Cuando el último verso fue trazado, un viento del norte llegó silbando entre las ramas desnudas y se inclinó con gentileza ante el poema.
—Ven conmigo —le ofreció—. Te llevaré lejos, donde los ecos se convierten en canciones.
Pero el poema, aún fresco en su tinta, respondió con calma:
—Te agradezco, viento del norte, pero esperaré a un soplo más cálido que entienda mi ritmo.
El viento del norte suspiró y siguió su camino, dejando tras de sí un rastro de hojas danzarinas.
No pasó mucho tiempo antes de que un viento del sur llegara vibrando con fuerza, cargado de aromas dulces y promesas de tierras fértiles.

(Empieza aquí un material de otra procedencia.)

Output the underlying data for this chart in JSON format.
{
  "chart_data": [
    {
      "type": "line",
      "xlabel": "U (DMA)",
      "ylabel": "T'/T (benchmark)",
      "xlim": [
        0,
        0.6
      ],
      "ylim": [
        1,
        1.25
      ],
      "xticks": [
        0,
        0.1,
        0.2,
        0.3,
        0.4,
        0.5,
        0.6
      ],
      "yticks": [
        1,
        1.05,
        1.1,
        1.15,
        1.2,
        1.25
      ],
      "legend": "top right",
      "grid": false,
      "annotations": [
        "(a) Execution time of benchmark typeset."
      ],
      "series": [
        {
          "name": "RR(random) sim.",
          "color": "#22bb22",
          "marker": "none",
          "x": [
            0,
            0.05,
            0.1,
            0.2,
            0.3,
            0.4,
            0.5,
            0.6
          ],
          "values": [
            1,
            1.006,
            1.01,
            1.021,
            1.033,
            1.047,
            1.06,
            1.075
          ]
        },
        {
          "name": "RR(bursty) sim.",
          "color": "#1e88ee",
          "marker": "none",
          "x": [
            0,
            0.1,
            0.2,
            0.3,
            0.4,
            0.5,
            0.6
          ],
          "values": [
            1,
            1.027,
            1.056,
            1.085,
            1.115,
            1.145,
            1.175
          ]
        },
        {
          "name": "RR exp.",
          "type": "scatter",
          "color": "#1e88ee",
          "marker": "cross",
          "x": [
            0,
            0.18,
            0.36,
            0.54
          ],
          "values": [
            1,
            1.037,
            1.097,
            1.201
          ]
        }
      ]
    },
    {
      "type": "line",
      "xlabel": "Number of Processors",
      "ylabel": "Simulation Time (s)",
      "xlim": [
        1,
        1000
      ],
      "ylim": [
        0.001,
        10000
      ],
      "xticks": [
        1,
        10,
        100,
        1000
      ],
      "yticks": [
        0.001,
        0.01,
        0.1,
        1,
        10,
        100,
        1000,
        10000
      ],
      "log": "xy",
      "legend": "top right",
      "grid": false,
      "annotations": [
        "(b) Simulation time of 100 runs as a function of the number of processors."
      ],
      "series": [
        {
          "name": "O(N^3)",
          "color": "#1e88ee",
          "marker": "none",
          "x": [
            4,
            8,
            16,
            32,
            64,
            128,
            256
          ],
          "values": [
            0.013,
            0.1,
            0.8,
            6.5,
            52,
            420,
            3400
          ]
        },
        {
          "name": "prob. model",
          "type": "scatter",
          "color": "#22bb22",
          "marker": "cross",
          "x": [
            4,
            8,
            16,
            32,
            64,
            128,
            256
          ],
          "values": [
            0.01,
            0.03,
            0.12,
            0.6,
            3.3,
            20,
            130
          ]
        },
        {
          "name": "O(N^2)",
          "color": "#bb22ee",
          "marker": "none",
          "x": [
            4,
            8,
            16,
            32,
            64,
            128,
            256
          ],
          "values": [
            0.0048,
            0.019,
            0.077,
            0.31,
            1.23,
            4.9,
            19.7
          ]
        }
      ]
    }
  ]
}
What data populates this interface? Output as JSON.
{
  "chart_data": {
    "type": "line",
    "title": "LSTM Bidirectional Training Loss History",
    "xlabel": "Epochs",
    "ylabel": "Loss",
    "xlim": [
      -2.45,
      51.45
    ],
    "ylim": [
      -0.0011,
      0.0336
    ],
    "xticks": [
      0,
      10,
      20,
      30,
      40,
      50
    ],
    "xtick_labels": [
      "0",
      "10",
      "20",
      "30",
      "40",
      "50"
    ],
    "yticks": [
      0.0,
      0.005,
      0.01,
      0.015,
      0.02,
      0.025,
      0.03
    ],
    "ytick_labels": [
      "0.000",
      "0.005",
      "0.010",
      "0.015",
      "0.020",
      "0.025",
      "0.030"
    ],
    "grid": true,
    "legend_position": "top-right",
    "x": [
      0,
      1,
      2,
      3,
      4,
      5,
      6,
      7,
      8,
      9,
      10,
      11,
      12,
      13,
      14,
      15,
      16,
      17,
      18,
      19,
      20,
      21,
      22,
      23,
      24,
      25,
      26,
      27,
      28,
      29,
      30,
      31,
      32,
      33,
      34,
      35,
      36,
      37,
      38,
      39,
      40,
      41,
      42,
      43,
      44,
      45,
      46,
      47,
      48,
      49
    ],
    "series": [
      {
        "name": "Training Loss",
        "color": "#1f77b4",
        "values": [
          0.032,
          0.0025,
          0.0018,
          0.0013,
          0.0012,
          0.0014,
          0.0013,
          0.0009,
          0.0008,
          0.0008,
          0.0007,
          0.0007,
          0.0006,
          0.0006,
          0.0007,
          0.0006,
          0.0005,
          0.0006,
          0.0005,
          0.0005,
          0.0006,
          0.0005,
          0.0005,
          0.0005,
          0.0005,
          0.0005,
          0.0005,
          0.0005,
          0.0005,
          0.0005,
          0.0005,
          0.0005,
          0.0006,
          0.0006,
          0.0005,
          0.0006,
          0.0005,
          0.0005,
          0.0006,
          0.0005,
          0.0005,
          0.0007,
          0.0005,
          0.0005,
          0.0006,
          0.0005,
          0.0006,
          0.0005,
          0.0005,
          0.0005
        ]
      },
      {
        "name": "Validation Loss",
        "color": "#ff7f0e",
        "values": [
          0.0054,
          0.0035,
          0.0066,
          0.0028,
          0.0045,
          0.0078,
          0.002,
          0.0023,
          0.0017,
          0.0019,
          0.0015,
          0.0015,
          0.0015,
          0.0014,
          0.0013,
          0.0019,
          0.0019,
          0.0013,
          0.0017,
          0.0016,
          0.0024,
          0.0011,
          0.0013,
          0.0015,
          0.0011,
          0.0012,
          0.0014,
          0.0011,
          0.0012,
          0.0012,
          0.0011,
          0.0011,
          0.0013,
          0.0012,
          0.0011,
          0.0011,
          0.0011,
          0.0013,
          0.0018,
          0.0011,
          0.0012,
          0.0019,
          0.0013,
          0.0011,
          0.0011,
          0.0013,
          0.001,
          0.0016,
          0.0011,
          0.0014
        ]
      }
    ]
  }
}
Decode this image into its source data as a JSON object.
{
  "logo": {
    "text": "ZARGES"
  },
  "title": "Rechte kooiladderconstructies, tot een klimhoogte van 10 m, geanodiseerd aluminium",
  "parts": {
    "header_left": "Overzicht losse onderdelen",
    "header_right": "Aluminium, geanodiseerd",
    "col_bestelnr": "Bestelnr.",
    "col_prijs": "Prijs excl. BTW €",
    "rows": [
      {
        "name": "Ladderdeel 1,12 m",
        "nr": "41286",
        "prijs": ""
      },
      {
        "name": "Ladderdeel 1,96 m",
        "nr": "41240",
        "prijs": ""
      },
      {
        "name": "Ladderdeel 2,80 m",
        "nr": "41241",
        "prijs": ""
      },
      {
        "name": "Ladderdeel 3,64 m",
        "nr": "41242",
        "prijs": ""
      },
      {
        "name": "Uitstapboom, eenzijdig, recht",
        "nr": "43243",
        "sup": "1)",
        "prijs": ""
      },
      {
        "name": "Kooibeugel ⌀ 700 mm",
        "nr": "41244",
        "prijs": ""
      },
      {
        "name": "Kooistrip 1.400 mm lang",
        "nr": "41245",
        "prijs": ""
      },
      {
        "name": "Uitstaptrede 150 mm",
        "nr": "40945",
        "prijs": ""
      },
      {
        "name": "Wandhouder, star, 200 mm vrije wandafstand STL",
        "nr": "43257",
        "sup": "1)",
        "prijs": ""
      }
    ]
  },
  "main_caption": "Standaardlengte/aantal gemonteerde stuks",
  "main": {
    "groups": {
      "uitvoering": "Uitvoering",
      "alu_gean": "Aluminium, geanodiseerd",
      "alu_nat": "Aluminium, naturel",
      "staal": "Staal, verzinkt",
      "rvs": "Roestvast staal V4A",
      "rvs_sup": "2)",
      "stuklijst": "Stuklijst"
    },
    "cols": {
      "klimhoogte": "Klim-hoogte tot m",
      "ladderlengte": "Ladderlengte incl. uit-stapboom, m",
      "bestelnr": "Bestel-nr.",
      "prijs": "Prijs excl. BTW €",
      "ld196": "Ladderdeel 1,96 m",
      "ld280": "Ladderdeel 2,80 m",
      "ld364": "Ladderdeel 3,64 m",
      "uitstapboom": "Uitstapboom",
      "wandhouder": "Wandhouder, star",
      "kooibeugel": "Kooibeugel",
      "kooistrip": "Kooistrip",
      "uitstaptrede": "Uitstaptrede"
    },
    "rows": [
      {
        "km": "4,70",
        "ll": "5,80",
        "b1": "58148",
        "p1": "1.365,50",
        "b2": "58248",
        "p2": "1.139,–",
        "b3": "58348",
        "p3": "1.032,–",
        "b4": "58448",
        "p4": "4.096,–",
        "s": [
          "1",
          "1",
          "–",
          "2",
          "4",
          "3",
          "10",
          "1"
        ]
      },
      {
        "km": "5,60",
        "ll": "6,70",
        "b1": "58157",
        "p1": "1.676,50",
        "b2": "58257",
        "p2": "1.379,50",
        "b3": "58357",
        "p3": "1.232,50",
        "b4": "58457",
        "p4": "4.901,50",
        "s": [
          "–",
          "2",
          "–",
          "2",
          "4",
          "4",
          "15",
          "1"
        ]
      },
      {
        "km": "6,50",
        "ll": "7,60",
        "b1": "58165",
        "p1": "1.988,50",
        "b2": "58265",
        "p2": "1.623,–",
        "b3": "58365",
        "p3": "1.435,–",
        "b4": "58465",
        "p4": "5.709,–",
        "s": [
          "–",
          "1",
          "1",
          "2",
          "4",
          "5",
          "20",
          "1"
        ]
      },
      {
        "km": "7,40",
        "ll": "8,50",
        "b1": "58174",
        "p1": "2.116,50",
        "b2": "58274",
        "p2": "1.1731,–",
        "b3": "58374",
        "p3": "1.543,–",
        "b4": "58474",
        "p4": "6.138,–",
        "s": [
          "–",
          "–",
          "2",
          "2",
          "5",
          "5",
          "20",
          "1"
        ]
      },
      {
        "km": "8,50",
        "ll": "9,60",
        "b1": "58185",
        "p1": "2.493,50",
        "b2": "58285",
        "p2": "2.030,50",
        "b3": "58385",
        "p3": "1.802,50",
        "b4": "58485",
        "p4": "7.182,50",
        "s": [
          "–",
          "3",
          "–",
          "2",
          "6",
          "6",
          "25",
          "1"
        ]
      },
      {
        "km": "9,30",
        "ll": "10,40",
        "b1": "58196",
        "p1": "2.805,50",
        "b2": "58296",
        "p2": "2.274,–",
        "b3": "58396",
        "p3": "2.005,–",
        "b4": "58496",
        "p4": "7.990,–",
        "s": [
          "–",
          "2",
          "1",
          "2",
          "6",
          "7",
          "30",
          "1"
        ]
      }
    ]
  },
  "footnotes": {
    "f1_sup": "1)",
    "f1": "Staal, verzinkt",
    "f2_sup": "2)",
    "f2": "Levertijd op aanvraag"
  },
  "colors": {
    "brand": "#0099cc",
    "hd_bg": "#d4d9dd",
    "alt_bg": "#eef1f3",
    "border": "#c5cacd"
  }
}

—Súbete a mi lomo —dijo—. Te llevaré donde los días son anchos y las noches suaves.
El poema, palpitando aún en sus imágenes, declinó con delicadeza:
—Gracias, viento del sur, pero mi esencia busca un aliento más impetuoso.
Y el viento del sur se despidió con un murmullo cálido, dejando tras de sí las caricias al aire de una melodía limpia.
Más tarde, dos corrientes rivales se encontraron frente al poema: una venía del este, cargada de historias pretéritas; la otra del oeste, portadora de paisajes lejanos. Ambas se ofrecieron al unísono:
—Deja que te llevemos. Con nosotras hallarás oídos atentos y almas risueñas dispuestas a escucharte.
Pero el poema, envuelto en una espera íntima, negó con suavidad:
— Gracias, vientos del este y del oeste, pero esperaré un viento más remoto, uno que me lleve más allá de lo nombrado y de lo conocido.
Y así, los vientos del este y el oeste se alejaron en direcciones opuestas, dejando al poema solo bajo el cielo abierto.
De repente, una nube gris se alzó sobre el horizonte y cubrió todo con una sombra húmeda. Al pasar sobre el poema, descargó toda su lluvia. Las gotas cayeron sin clemencia, destiñendo las rimas, empapando las métricas y borrando las metáforas que dormían entre los versos.
—Ojalá llegue un viento que me recite antes de que desaparezca…
Los vientos remotos no escucharon la plegaria del poema, quebrada por la tormenta, mientras la última estrofa se disolvía en mitad del aguacero.
Cuando la tormenta cesó, el poema ya no era más que un charco de tinta esparcida sobre el suelo. En ese entonces, el sol asomó tímidamente y la tierra bebió las palabras disueltas que se transformaron en semilla. De allí brotó una planta delicada, cuyos frutos dieron estrofas que susurraban hojas y versos al cielo.
Los vientos, curiosos, regresaron, uno tras otro, y esta vez se llevaron consigo las flores, los cantos y las palabras, dispersando el mundo con semillas de poemas nuevos y armonías.
Así, el poema antiguo comprendió que ningún verso se pierde, solo aguarda otra forma de ser cantado.